Я отвернулась к окну.
Меня это так задело потому, что я сама раз сто думала о том же.
–
Расслабься. Им это и не нужно. А мне - тем более. Дружба? Любовь? Привязанность? Я ещё не настолько отчаялся, чтобы человеческие отношения заводить с биониками.Посидел бы ты два года на Дне и спаси тебя один из них от казни, по-другому бы запел. Именно ты смотрел бы на него, как на бога, а не наоборот.
В течение всего ужина я не поднимала головы, а вместо многословных комплиментов кулинарному таланту местных поваров коротко кивала.
– Теперь я убедился: ты точно дочь одной из главных семей. Тебе так трудно угодить. – Вёрджил задумчиво вертел в пальцах ключ-карту от номера.
– Я всё ещё чувствую себя в долгу и переполнен энтузиазмом этот счёт закрыть, но мне пора. Я обещал вернуться домой сегодня, времени осталось не так уж и много.
– Нам тоже пора. – Я вскочила с места. – Спасибо за ужин.
– Где ты остановилась? Я подвезу.
– Ещё нигде, так что не стоит беспо…
– Тогда возьми вот это. – Он встал и вложил мне в ладонь карту, а, когда я попыталась отмежеваться, сказал: - Номер оплачен до завтра, деньги назад я требовать не стану. Просто взгляни на него. Если не захочешь оставаться – уйдёшь.
Маршал знал, что никто в здравом уме и уж тем более в моём положении от такого предложения отказываться не станет.
Я посмотрела на карту, а когда подняла глаза, Вёрджил уже выходил из зала. Он попрощался, но я не расслышала?
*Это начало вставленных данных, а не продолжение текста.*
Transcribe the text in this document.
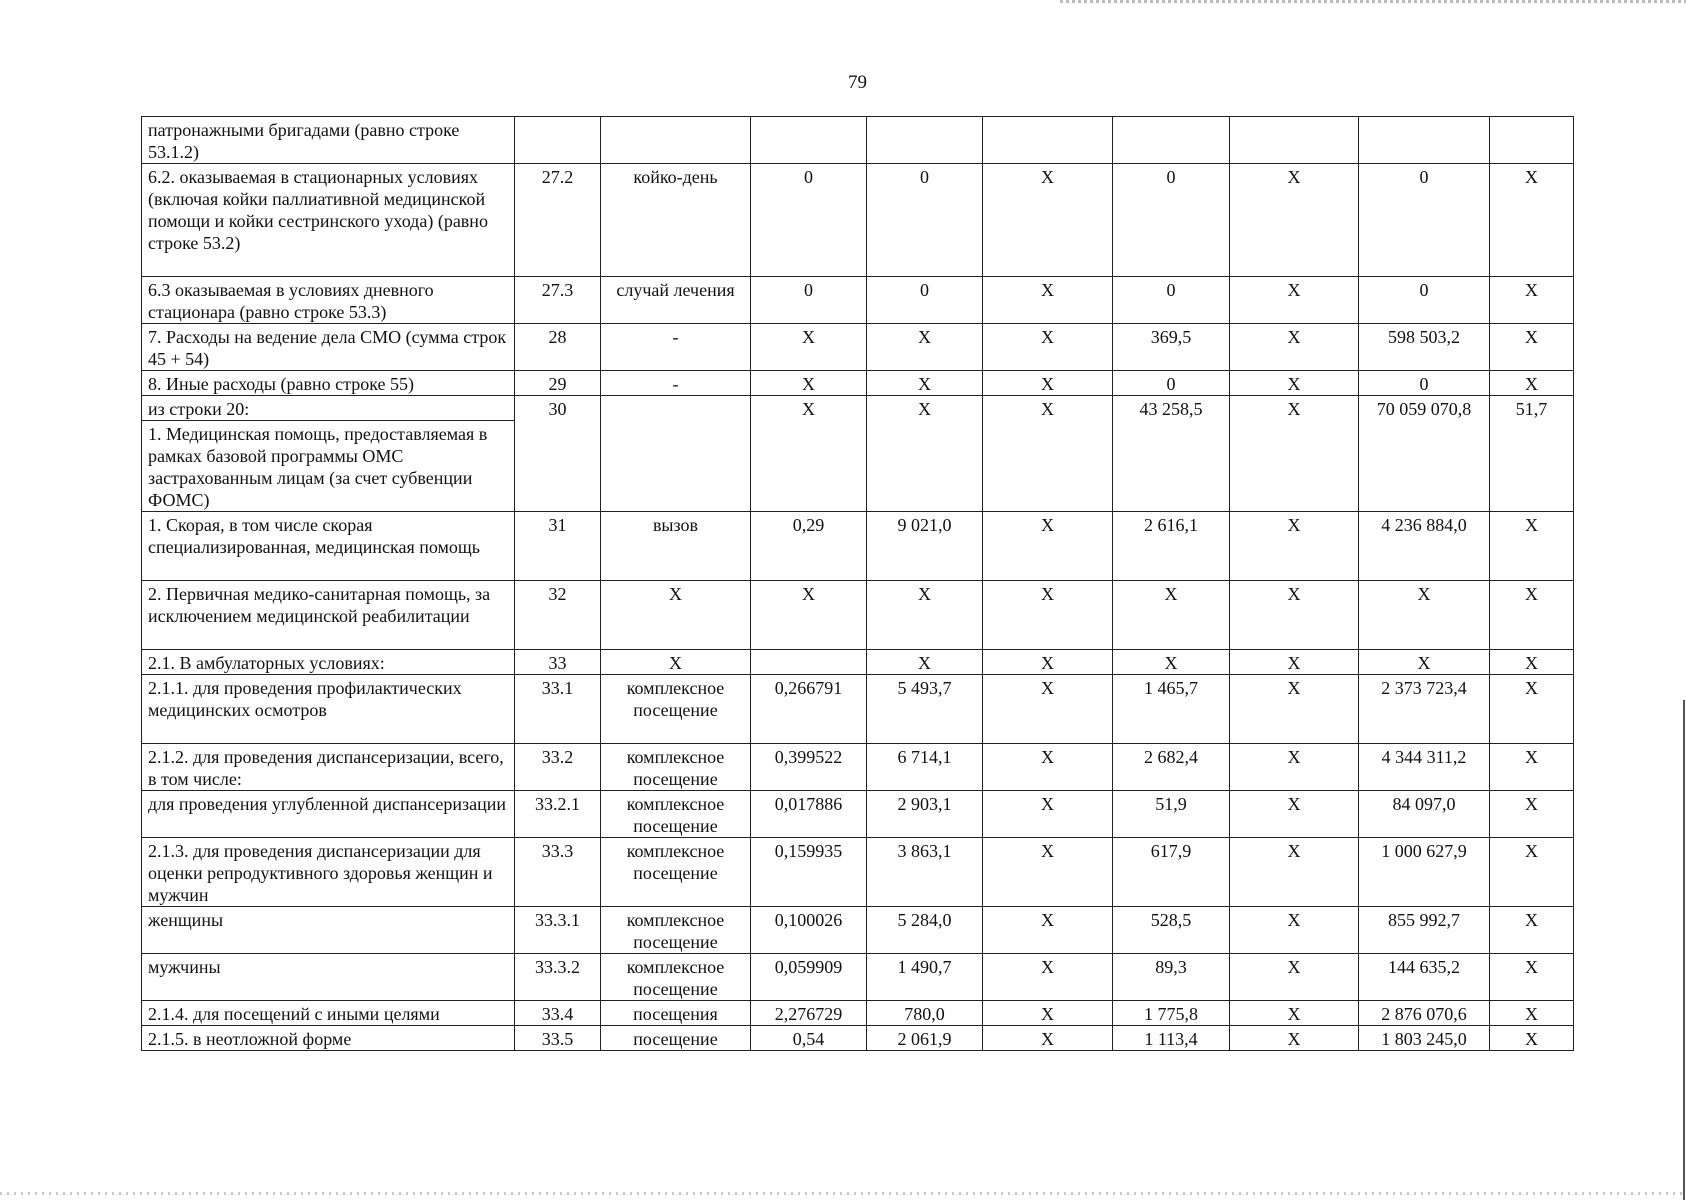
79
патронажными бригадами (равно строке 53.1.2)									
6.2. оказываемая в стационарных условиях (включая койки паллиативной медицинской помощи и койки сестринского ухода) (равно строке 53.2)	27.2	койко-день	0	0	Х	0	Х	0	Х
6.3 оказываемая в условиях дневного стационара (равно строке 53.3)	27.3	случай лечения	0	0	Х	0	Х	0	Х
7. Расходы на ведение дела СМО (сумма строк 45 + 54)	28	-	Х	Х	Х	369,5	Х	598 503,2	Х
8. Иные расходы (равно строке 55)	29	-	Х	Х	Х	0	Х	0	Х
из строки 20:	30		Х	Х	Х	43 258,5	Х	70 059 070,8	51,7
1. Медицинская помощь, предоставляемая в рамках базовой программы ОМС застрахованным лицам (за счет субвенции ФОМС)									
1. Скорая, в том числе скорая специализированная, медицинская помощь	31	вызов	0,29	9 021,0	Х	2 616,1	Х	4 236 884,0	Х
2. Первичная медико-санитарная помощь, за исключением медицинской реабилитации	32	Х	Х	Х	Х	Х	Х	Х	Х
2.1. В амбулаторных условиях:	33	Х		Х	Х	Х	Х	Х	Х
2.1.1. для проведения профилактических медицинских осмотров	33.1	комплексное посещение	0,266791	5 493,7	Х	1 465,7	Х	2 373 723,4	Х
2.1.2. для проведения диспансеризации, всего, в том числе:	33.2	комплексное посещение	0,399522	6 714,1	Х	2 682,4	Х	4 344 311,2	Х
для проведения углубленной диспансеризации	33.2.1	комплексное посещение	0,017886	2 903,1	Х	51,9	Х	84 097,0	Х
2.1.3. для проведения диспансеризации для оценки репродуктивного здоровья женщин и мужчин	33.3	комплексное посещение	0,159935	3 863,1	Х	617,9	Х	1 000 627,9	Х
женщины	33.3.1	комплексное посещение	0,100026	5 284,0	Х	528,5	Х	855 992,7	Х
мужчины	33.3.2	комплексное посещение	0,059909	1 490,7	Х	89,3	Х	144 635,2	Х
2.1.4. для посещений с иными целями	33.4	посещения	2,276729	780,0	Х	1 775,8	Х	2 876 070,6	Х
2.1.5. в неотложной форме	33.5	посещение	0,54	2 061,9	Х	1 113,4	Х	1 803 245,0	Х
Он же человек слова, когда дело касается женщин, а значит, если бы сказал «прощай», мы бы с ним больше не встретились.
Но что-то я не могла вспомнить…
Я подошла к барной стойке, за которой дегустировал элитный алкоголь Мур. Пусть его вечер прошёл в менее дружелюбной обстановке, выглядел он бодрее меня. Отлично отдохнул, похоже.
Любопытно, что он сказал Марсу, раз тот даже обернулся на пороге.
– Держи. – Я поставила перед ним коробку с консолью. – Адские врата уже закрылись, конечно, но, может, ты найдёшь локацию поприятнее?
– Приятные локации – не мой конёк.
– Что это значит?
– Это значит, что я родился в лифте для смертников, а рай обрёл в дешёвом мотеле.
Теперь понятно, почему тебя заводят всякие подворотни.
– А что насчёт тебя? – спросил Мур. – Тебе здесь нравится?
– Сама бы я сюда не пришла.
– Я бы тебя тоже сюда не привёл, - и это его выводило из себя, судя по голосу. То, что он был неспособен окружить безопасностью и роскошью самого важного человека, тогда как Вёрджил мог проворачивать такое с первыми встречными. – Заботиться и удовлетворять тебя хотел бы только я.
Чёрт, я знала, что речь идёт о еде, но не могла думать ни о чём приличном, когда об удовлетворении говорил он.
После разговора с Маршалом это злило. Ему всего шестнадцать, но он лучше меня понимает, что испытывать такие сильные чувства к искусственному – глупо.
«Им это и не нужно», точно. Ведь всё, что происходит между хозяином и биоником - следствие желаний первого, а не последнего. Мур никогда бы не коснулся меня, если бы я сама этого не захотела. Ему это попросту не было бы нужно.